In that sense it has been standard union practice to try to raise wages “when the opportunity offered,” that is, when profits have risen.

But there is something altogether new in, the UAW position, so new that we feel justified in calling it a revolutionary development – in union concepts. The UAW demands the right to examine the books, and on the basis of what it there sees, it proposes to tell the boss what it considers a legitimate wage, hence a legitimate profit, and with that to tell the boss what price is justified, hence the UAW demand is not the simple economic demand traditional in union struggle.
 

What Is New

Do not forget that the union’s slogan is “Open the Books.” Yes, the demand has been made before; so too, unions have previously sought to intervene in price regulation. The needle trades unions have, for example, asked to see the books. But never before has a major union in a major industry, the largest union in the world, made it the platform of its struggle for higher wages. The UAW’s action has introduced a new and far-reaching element into union activity, more correctly it has introduced a new concept into union politics. This will become established trade union program because its logic is irresistible, and it creates the possibility of further advance.

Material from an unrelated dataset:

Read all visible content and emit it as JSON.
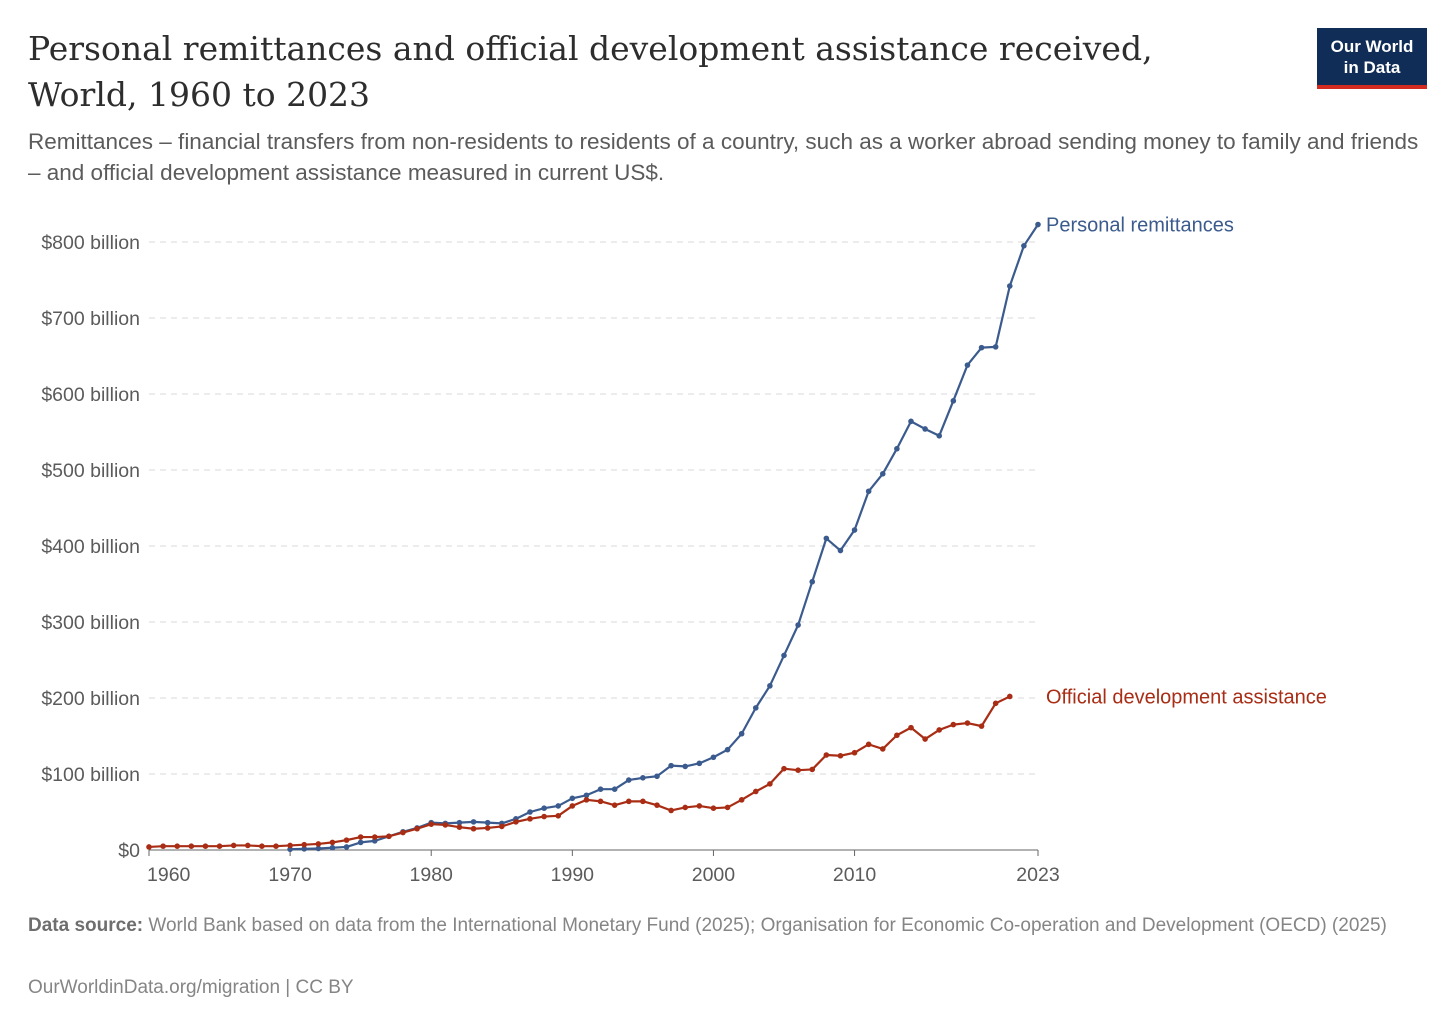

No, it will not abolish capitalism. But it makes a dent in the capitalist system. That we tried to prove in last week’s article. It is one thing to demand higher wages, to argue, in demanding higher wages, that profits are sufficiently high to make the increase possible. It is entirely different to tell the corporation: we’ll examine your books, and we’ll decide the size of your profit along with the size of our wages. Isn’t that equivalent to demanding a hand in the distribution of profits?

To be sure we socialists go further. We demand the abolition of the profit system altogether. But we recognize the tremendous advance it constitutes in union politics when workers intervene in the prerogatives of free enterprise, and weaken to that extent the capitalist system. The next and logical step is workers’ control of production, nationalization of industry and a workers’ government. For these in our opinion necessarily follow, and so we argued in our article. The entire issue of capitalist enterprise versus labor’s interests (and the interests of the great mass of the population) is raised and a challenge presented; equally well the issue of government, of politics. That is the point. We repeat, it is a tremendous advance.
 

Where the Letter Errs

Comrade Sid, however, asks this: suppose the books reveal lower profits, what then? In asking the question he overlooks, first, the value of the principal that the UAW is seeking to establish; second, the confidence of the auto workers to get what they want by action; third, the matter of agitation that is involved. No union ever started on a wage campaign by saying that the employer couldn’t pay. The UAW in making its wage demands does so on the basis of the corporation’s ability to pay, but in doing so introduces this new principle.

Will the union accept a wage cut if the books reveal the impossible? Of course not. We are quite sure that Reuther, and certainly the auto workers, would accept nothing of the kind. And why not? Because they have already demonstrated their advanced fighting position, by the very demand they have made, not to speak their confidence in themselves as a powerfully organized body of workers. We are not at all concerned with profits. Neither, we are sure, are the auto workers. They want a living wage regardless of profits. That is precisely where their slogan has effect. For they propose to distribute profits, to tell the boss that he cannot have as much as he wants. Be assured that the corporation executives. understand the implications of the UAW position. They understand too that workers who challenge “free enterprise” by demanding: “Open the Books,” will not bear the cost of profit losses by wage cuts.

We cannot exhaust the subject in this reply, or even in a lengthy article. We shall have to return to it again and again. For, permit us to use the word again, it is a revolutionary development.